The second part of the passage, the parable about the man with the wrong clothes, is about how we conduct ourselves at God’s party. It is not enough to accept the invitation, or just to turn up. We have to join in. And the party spirit we need to show is the Holy Spirit.
The proper clothes at God’s party are the virtues of the Christian life. St Paul writes to Christians at Colossae: ‘Put on, then, garments that suit God’s chosen and beloved people: compassion, kindness, humility, gentleness, patience. Be tolerant with one another, and forgiving … ‘ (Colossians 3.12,13).

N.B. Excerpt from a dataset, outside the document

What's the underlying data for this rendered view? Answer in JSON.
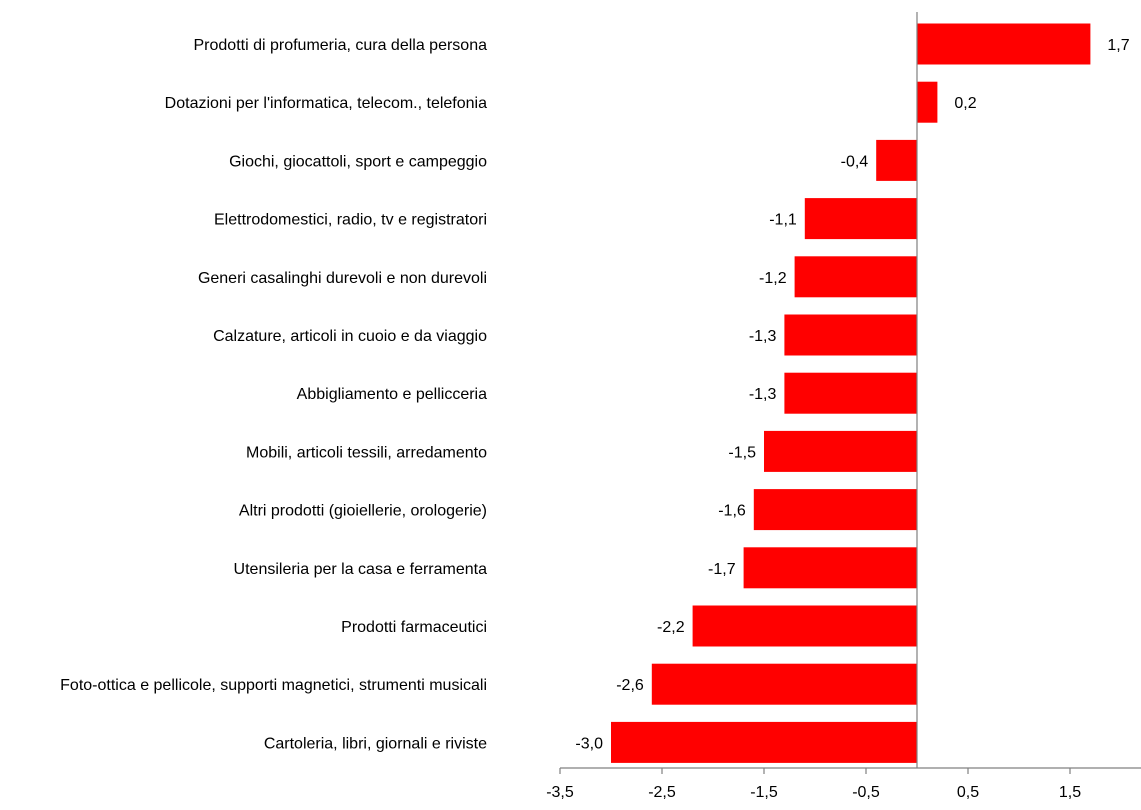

Our presence here says that we have accepted God’s invitation, thankfully and joyfully, but are we properly dressed? Dressing up in ‘Sunday best’ to go to church has now largely gone by the board, but God does still look to see what we are wearing. Not whether it’s a frock or suit, rather than T-shirt, jeans and  trainers (those are fine), but whether, in the way we live, we are wearing those Christ-like spiritual garments Paul speaks of: compassion, humility, gentleness, and the rest. God has supplied them at our Baptism and Confirmation:  ‘Baptized into union with him,’ Paul tells the Galatians, ‘you have put on Christ like a garment’ (Galatians 3.17). He continues to renew them in prayer, Bible reading and sacrament. But it is up to us to put them on each day, and to keep them in good repair.
A double message, then: accept the invitation, but remember the dress code.